Children and young people’s mental health has never been so high on the public agenda. A combination of increased demand for secondary children’s mental health services and ongoing pressure on NHS budgets has led to a crisis in child and adolescent mental health services (CAMHS) resulting in many young people not receiving the urgent support they need. This has led to organisations like ours taking on an ever increasing and important role in helping protect and promote student mental wellbeing.
As a result of their motor delay or disorder, our children may find it more difficult to move, engage in play, communicate, eat, drink, dress, draw, write, use technology, access the school curriculum, socialise and develop independence. Some children in our services have visual and/or hearing impairments; they may also have medical and orthopaedic needs because of their condition.

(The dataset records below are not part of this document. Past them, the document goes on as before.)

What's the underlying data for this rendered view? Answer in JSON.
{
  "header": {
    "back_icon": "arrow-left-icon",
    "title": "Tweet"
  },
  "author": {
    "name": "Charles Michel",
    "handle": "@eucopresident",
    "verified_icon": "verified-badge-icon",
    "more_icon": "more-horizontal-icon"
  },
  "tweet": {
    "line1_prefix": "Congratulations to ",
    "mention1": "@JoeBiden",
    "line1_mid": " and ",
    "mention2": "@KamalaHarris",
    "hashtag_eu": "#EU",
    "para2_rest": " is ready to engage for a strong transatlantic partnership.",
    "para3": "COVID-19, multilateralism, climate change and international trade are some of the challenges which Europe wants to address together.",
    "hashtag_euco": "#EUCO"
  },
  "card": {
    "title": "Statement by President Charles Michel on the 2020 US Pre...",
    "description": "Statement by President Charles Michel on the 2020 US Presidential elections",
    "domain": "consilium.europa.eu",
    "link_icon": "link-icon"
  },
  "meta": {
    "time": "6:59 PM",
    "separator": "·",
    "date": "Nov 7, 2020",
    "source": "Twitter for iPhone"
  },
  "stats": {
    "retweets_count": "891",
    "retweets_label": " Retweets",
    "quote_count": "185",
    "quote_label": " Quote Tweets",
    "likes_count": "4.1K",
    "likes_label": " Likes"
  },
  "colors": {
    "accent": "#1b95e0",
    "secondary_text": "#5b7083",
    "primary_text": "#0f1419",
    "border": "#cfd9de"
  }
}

Communication is vital for participation in the world at large; socially, culturally & academically, however for Pace children it is often a huge challenge for them to develop the skills they need to understand and be understood. Children with chronic disorders that impair their motor abilities and independence are at a heightened risk of poor mental health and wellbeing. Depression rates are three to four times higher for people with disabilities, when compared to non-disabled people.
Our young people need resilience and self-esteem in buckets to make it through this time without developing mental health difficulties. Through the power of Music Therapy, we can encourage them to find their own voice, and give them a positive, can-do safe environment that enables, rather than disables, but we know that when they leave school and enter adult services things can be very different.

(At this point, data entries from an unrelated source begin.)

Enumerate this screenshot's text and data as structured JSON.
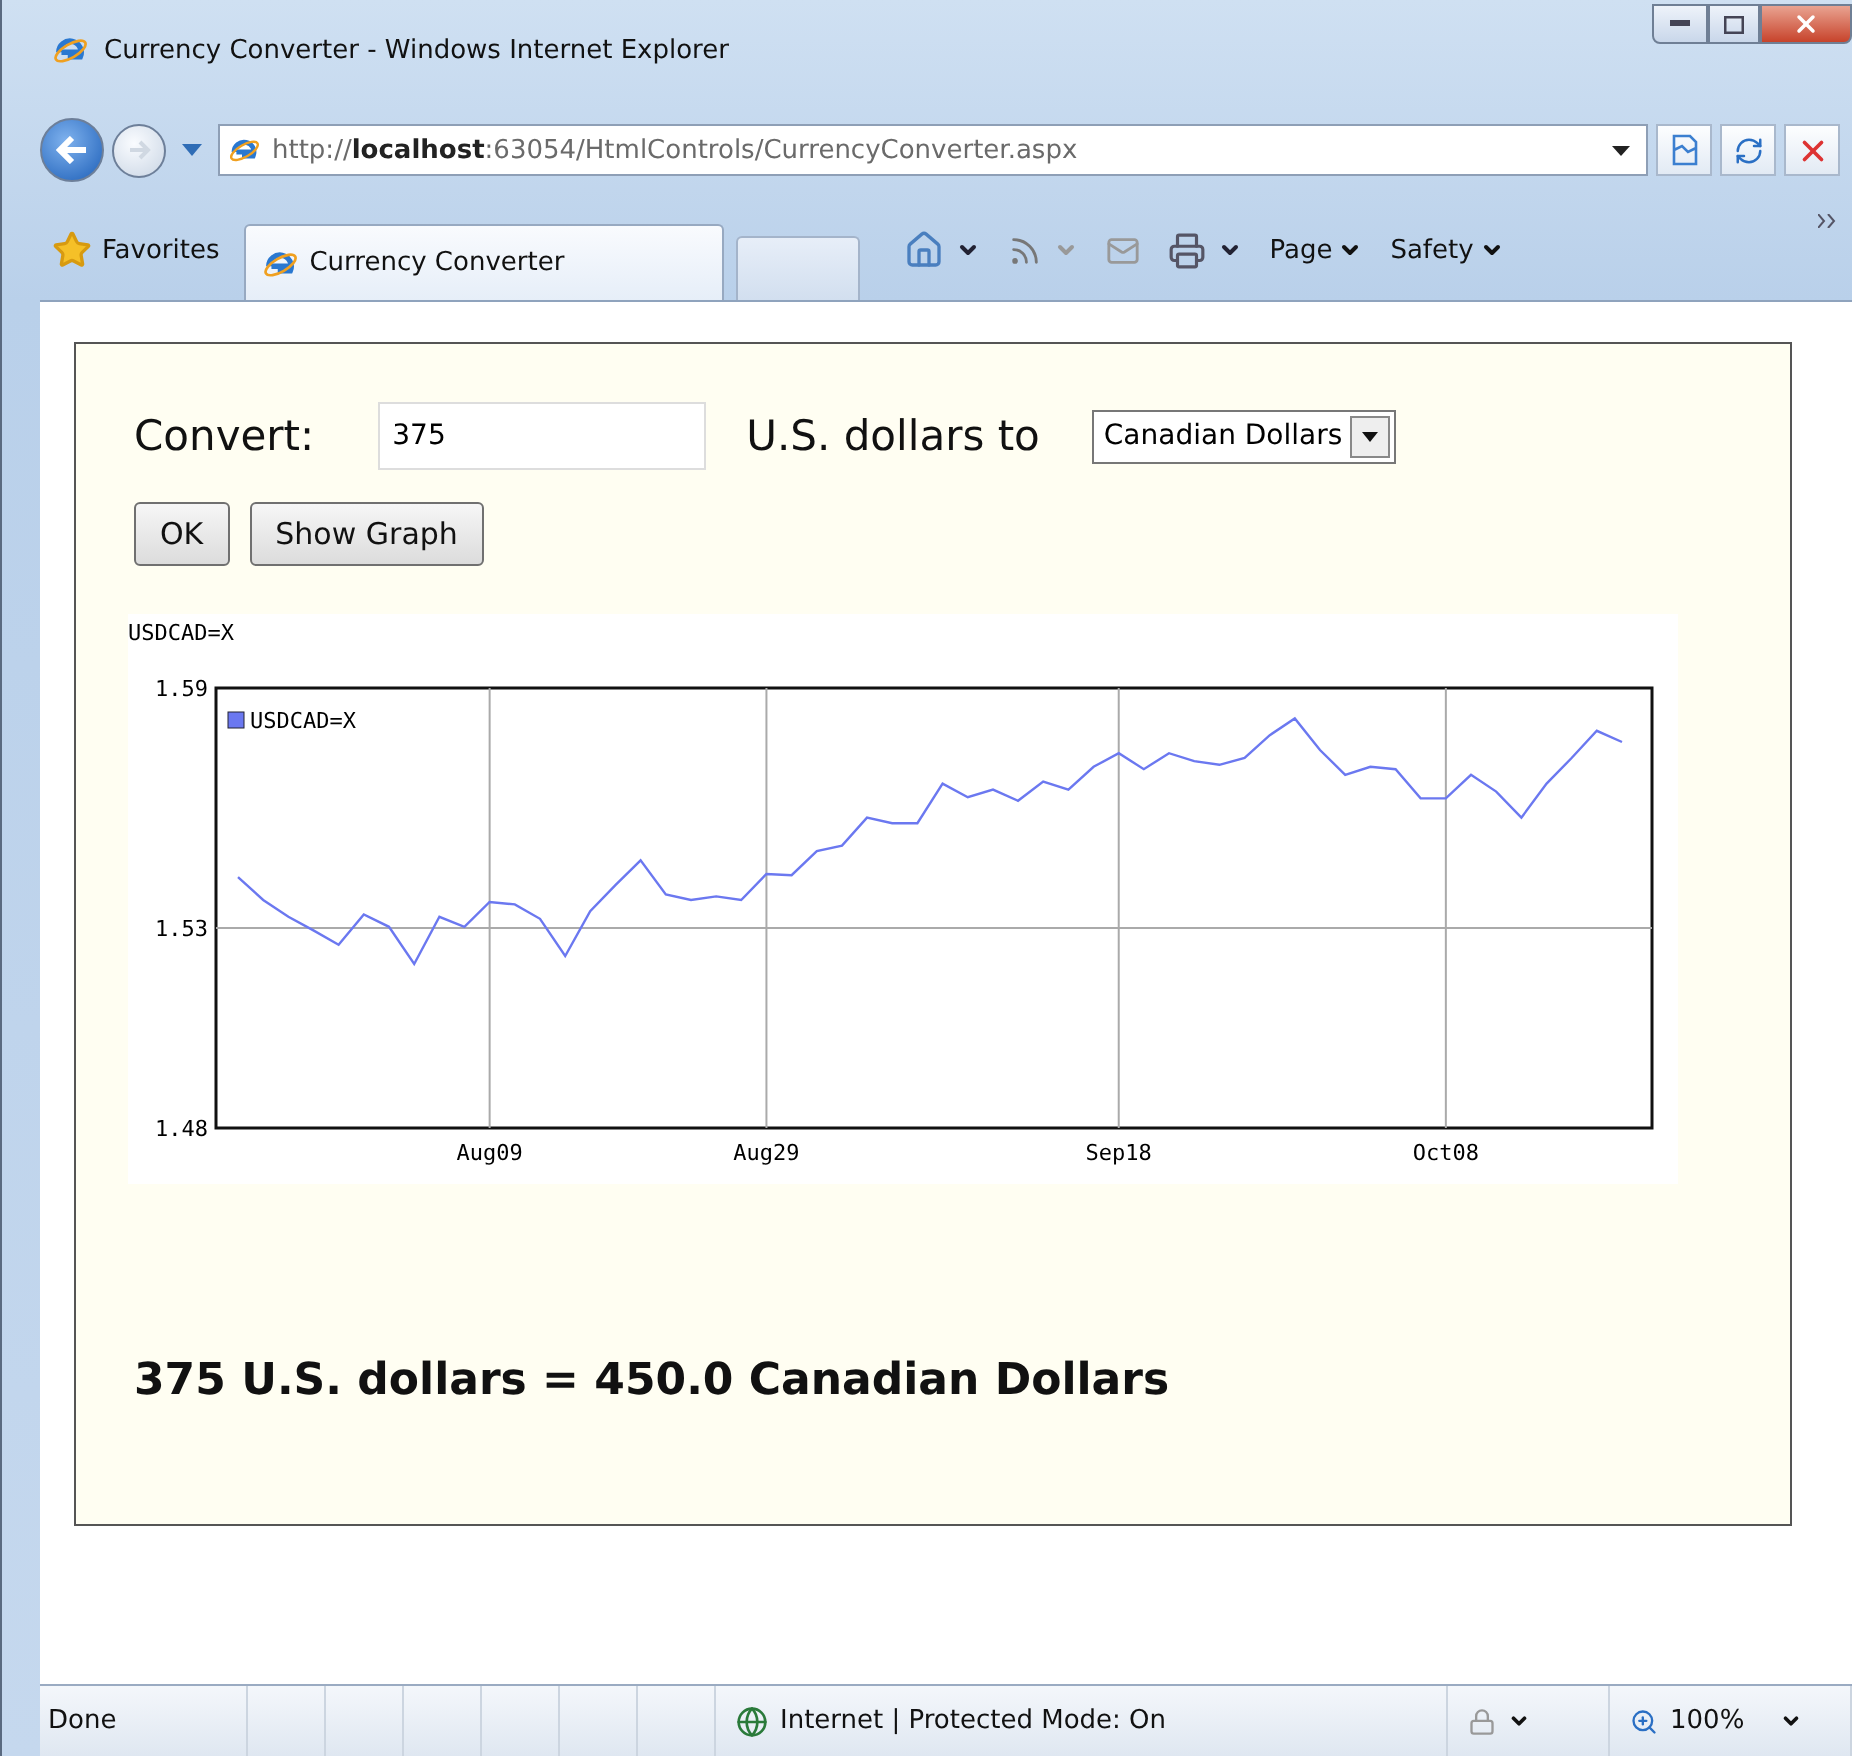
{
  "window": {
    "title": "Currency Converter - Windows Internet Explorer"
  },
  "address_bar": {
    "url": "http://**localhost**:63054/HtmlControls/CurrencyConverter.aspx"
  },
  "favorites": {
    "label": "Favorites"
  },
  "tabs": [
    {
      "label": "Currency Converter",
      "selected": true
    }
  ],
  "command_bar": {
    "menus": [
      "Page",
      "Safety"
    ]
  },
  "page": {
    "convert_label": "Convert:",
    "amount": {
      "value": "375"
    },
    "unit_label": "U.S. dollars to",
    "currency": {
      "value": "Canadian Dollars"
    },
    "buttons": [
      "OK",
      "Show Graph"
    ],
    "chart": {
      "chart_data": {
        "type": "line",
        "title": "USDCAD=X",
        "ylim": [
          1.48,
          1.59
        ],
        "categories": [
          null,
          null,
          null,
          null,
          null,
          null,
          null,
          null,
          null,
          null,
          "Aug09",
          null,
          null,
          null,
          null,
          null,
          null,
          null,
          null,
          null,
          null,
          "Aug29",
          null,
          null,
          null,
          null,
          null,
          null,
          null,
          null,
          null,
          null,
          null,
          null,
          null,
          "Sep18",
          null,
          null,
          null,
          null,
          null,
          null,
          null,
          null,
          null,
          null,
          null,
          null,
          "Oct08",
          null,
          null,
          null,
          null,
          null,
          null,
          null
        ],
        "series": [
          {
            "name": "USDCAD=X",
            "color": "#6b78f0",
            "values": [
              1.5427,
              1.537,
              1.5328,
              1.5294,
              1.5258,
              1.5334,
              1.5303,
              1.521,
              1.5328,
              1.5303,
              1.5365,
              1.5359,
              1.5323,
              1.523,
              1.5342,
              1.5407,
              1.5469,
              1.5384,
              1.537,
              1.5379,
              1.537,
              1.5435,
              1.5432,
              1.5492,
              1.5506,
              1.5576,
              1.5562,
              1.5562,
              1.5661,
              1.5627,
              1.5646,
              1.5618,
              1.5666,
              1.5646,
              1.5703,
              1.5737,
              1.5697,
              1.5737,
              1.5717,
              1.5708,
              1.5725,
              1.5782,
              1.5824,
              1.5745,
              1.5683,
              1.5703,
              1.5697,
              1.5624,
              1.5624,
              1.5683,
              1.5641,
              1.5576,
              1.5661,
              1.5725,
              1.5793,
              1.5765
            ]
          }
        ],
        "grid": true,
        "yticks": [
          1.48,
          1.53,
          1.59
        ]
      }
    },
    "result": "375 U.S. dollars = 450.0 Canadian Dollars"
  },
  "status_bar": {
    "status": "Done",
    "zone": "Internet | Protected Mode: On",
    "zoom": "100%"
  }
}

Music Therapy does not attract statutory funding and Pace must raise the funds required to sustain and develop the project each year through its rolling fundraising programme.
Music Therapy can help a child express emotion without using words and feelings that might be difficult or impossible to talk about. Communicating through music, non-verbally and spontaneously can lead to positive development of relationships, encourages self-expression, communication and language skills, and enhances wellbeing, thereby also promoting improved access to learning – all benefits the child or young person can take with them into their daily lives. It can also help physically, for example, with co-ordination skills.
Similarly,group music therapy can help members communicate with each other, to listen and to share. It may help develop a greater awareness of themselves in relation to others, and to reduce feelings of isolation and loneliness.